It is preferable to use La among the rare earth elements. La has the effect of preventing the segregation of S and the effect of suppressing the diffusion of the oxide film at the crystal grain boundaries, which will be described later, and has an excellent effect. Therefore, La is selected among rare earth elements. Good to do. From an economic point of view, it is preferable to use Mg. Since Mg can also be expected to have an effect of preventing cracking during casting, it is preferable to use Mg when selecting any of the rare earth elements, Y and Mg. In order to reliably obtain the effect of Mg, it is preferable to contain Mg in an amount of 0.0002% or more regardless of the presence or absence of S. Preferably it is 0.0005% or more, more preferably 0.0010% or more.

<Zr and Hf>
The Ni-base alloy for hot dies in the present invention can contain one or two selected from Zr and Hf in a total amount of 0.5% or less (including 0%). Zr and Hf suppress the diffusion of metal ions and oxygen at the grain boundaries due to segregation of the oxide film at the grain boundaries. The suppression of the grain boundary diffusion lowers the growth rate of the oxide film and improves the adhesion between the oxide film and the alloy by changing the growth mechanism that promotes the separation of the oxide film.
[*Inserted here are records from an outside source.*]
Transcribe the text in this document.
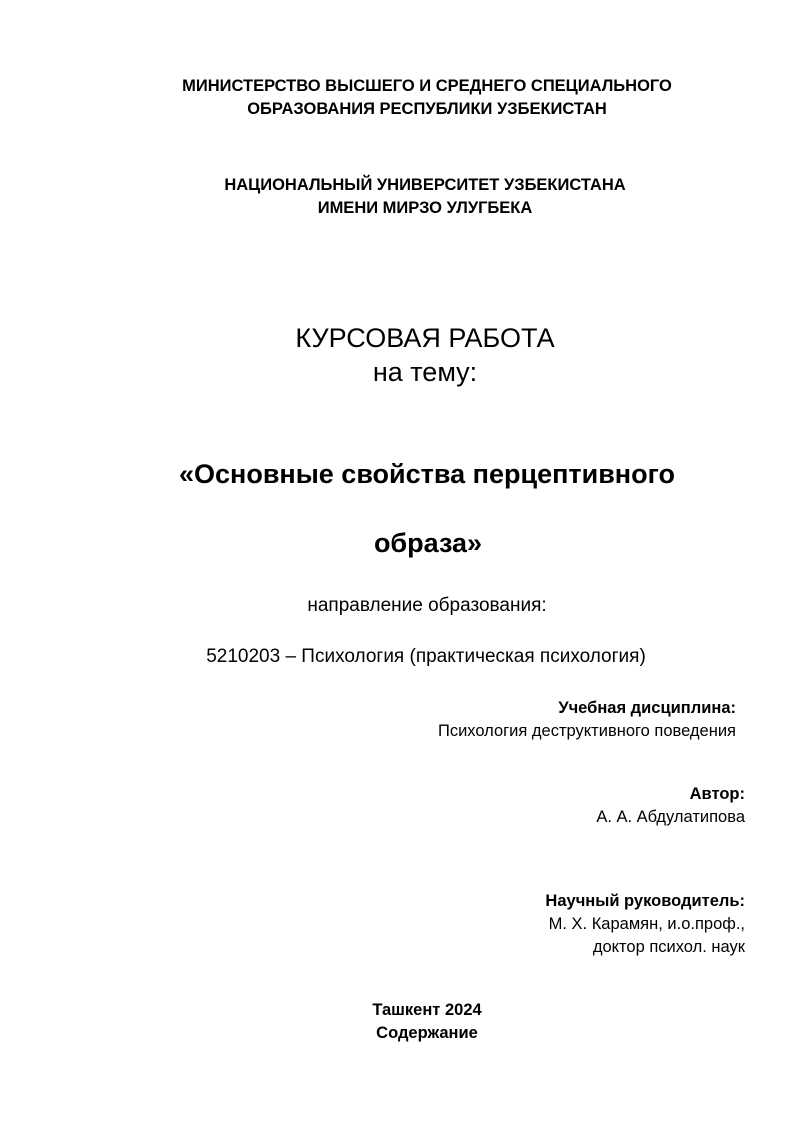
МИНИСТЕРСТВО ВЫСШЕГО И СРЕДНЕГО СПЕЦИАЛЬНОГО
ОБРАЗОВАНИЯ РЕСПУБЛИКИ УЗБЕКИСТАН
НАЦИОНАЛЬНЫЙ УНИВЕРСИТЕТ УЗБЕКИСТАНА
ИМЕНИ МИРЗО УЛУГБЕКА
КУРСОВАЯ РАБОТА
на тему:
«Основные свойства перцептивного
образа»
направление образования:
5210203 – Психология (практическая психология)
Учебная дисциплина:
Психология деструктивного поведения
Автор:
А. А. Абдулатипова
Научный руководитель:
М. Х. Карамян, и.о.проф.,
доктор психол. наук
Ташкент 2024
Содержание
That is, these elements have the effect of improving the oxidation resistance of the alloy by lowering the growth rate of the oxide film and improving the adhesion of the oxide film as described above. In order to surely obtain this effect, one or two elements selected from the elements of Zr and Hf are preferably contained in a total amount of 0.01% or more. A preferred lower limit is 0.02%, and a more preferred lower limit is 0.05%. On the other hand, if the added amount of Zr or Hf is too large, an intermetallic compound with Ni or the like is excessively generated and the toughness of the alloy is reduced, so that one or two elements selected from the elements of Zr and Hf are added. Is 0.5%. A preferred upper limit is 0.2%, and a more preferred upper limit is 0.15%. By the way, since Hf can also be expected to prevent cracking during casting, it is preferable to use Hf when selecting either Zr or Hf.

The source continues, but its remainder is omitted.